Film, İkbal’in (Ebrahim Azizi), gece eşi ve kızıyla birlikte seyahat ederken bir köpeğe çarpmasıyla başlar. Kaza sonucunda aracın motoru bozulur ve ailede yolda kalır. İkbal, yol üzerinde denk geldiği bir garajdan yardım ister ve burada –sonradan eski bir siyasi mahpus olduğunu anladığımız– Vahid (Vahid Mobasseri) ile karşılaşır. Vahid, İkbal’in protez bacağının sesini tanıyarak onun, cezaevindeyken ona işkence yapan eski bir görevli olduğunu düşünür. Bu bilgiyle yola çıkan Vahid, yolda İkbal’in kendilerine işkence yaptığı başka insanlarla da buluşur. Ancak söz konusu işkenceler esnasında hepsinin gözleri bağlı olduğu için, İkbal’in gerçekten o kişi olup olmadığı konusunda soru işaretleri ortaya çıkar. Film, bu belirsizlik üzerinden adalet, intikam ve yüzleşme gibi temaları işlerken, derinlemesine diyaloglara sahne olur.

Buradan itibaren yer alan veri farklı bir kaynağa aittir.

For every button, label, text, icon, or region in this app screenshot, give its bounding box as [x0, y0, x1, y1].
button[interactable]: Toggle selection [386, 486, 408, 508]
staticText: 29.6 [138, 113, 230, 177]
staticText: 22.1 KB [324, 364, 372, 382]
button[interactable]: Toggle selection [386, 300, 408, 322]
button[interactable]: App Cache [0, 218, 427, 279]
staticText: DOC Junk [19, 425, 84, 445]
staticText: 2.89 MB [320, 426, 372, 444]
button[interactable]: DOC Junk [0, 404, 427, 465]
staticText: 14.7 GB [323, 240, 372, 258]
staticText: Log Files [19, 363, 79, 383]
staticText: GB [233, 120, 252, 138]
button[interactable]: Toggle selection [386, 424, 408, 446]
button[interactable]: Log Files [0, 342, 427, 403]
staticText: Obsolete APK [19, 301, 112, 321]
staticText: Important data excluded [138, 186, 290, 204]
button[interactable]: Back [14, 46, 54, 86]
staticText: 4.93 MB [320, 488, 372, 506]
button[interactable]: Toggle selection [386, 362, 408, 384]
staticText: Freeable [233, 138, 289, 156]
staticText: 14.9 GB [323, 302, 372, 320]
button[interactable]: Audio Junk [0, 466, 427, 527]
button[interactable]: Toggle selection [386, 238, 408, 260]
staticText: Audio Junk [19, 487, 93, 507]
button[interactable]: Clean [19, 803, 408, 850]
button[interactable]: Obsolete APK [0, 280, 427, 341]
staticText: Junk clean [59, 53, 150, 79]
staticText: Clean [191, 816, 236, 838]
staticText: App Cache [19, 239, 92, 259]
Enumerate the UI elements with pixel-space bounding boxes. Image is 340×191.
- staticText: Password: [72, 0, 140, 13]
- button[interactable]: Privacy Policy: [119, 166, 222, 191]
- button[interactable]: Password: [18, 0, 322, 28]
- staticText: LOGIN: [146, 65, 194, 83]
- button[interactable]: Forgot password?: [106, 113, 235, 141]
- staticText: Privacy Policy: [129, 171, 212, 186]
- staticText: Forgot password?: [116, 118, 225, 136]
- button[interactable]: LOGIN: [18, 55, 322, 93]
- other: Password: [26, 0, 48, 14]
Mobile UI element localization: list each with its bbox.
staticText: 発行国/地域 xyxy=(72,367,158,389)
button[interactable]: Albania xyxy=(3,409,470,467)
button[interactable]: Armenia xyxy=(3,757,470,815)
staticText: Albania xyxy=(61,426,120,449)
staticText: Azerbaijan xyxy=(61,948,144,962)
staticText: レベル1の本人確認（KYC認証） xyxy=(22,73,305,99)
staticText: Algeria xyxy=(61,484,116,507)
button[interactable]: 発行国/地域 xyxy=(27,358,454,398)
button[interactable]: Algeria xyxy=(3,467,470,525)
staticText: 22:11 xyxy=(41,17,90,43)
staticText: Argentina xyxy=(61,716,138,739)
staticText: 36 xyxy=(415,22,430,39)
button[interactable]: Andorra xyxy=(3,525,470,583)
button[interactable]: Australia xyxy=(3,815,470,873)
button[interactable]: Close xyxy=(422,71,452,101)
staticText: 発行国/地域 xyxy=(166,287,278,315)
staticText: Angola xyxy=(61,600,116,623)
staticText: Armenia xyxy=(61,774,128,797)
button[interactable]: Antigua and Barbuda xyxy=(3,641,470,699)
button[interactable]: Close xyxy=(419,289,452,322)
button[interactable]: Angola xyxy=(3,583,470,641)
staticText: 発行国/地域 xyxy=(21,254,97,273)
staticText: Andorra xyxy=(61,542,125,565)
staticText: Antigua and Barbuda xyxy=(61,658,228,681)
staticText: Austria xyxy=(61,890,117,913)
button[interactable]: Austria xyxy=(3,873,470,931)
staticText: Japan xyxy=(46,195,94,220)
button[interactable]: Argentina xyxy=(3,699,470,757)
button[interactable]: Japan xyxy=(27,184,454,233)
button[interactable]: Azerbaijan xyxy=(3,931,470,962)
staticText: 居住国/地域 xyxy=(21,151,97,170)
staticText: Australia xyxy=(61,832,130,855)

Öte yandan film, dün (17 Eylül) Fransa tarafından 2026 Akademi Ödülleri’nde En İyi Uluslararası Film dalında yarışmak üzere resmî aday olarak seçildi.
Festivale dair
Festivalde farklı bölümlerde gösterilecek yapımların yanı sıra filmlerden esinle oluşturulan başlıklar etrafında söyleşiler, konuşmalar da düzenlenecek.
Öte yandan; Christian Petzold, Kelly Reichardt, Richard Linklater, Dardenne Kardeşler, Sepideh Farsi, Kirill Serebrennikov, Rebecca Zlotowski, Oliver Laxe, Ari Aster, Mascha Schilinski, Diego Céspedes ve Huo Meng başta olmak üzere pek çok yönetmenin son filmleri de dünya prömiyerlerinin ardından Türkiye’de ilk kez Ayvalık Uluslararası Film Festivali’nde gösterilecek.
Türker Süer, Pelin Esmer, Emine Yıldırım, Gürcan Keltek, Rezan Yeşilbaş ve Tolga Karaçelik de son filmleriyle Ayvalıklı izleyicilerle buluşacak. Deniz Türkali, Lale Mansur, Barış Gönenen, Ezgi Çelik, Merve Asya Özgür, Nazmi Kırık, Selin Yeninci, Selen Uçer, Gizem Bilgen, Ece Dizdar, Deniz Cengiz ve daha pek çok yönetmen, oyuncu, yapımcı ve senarist filmlerinin gösteriminde izleyicilerin sorularını yanıtlayacak.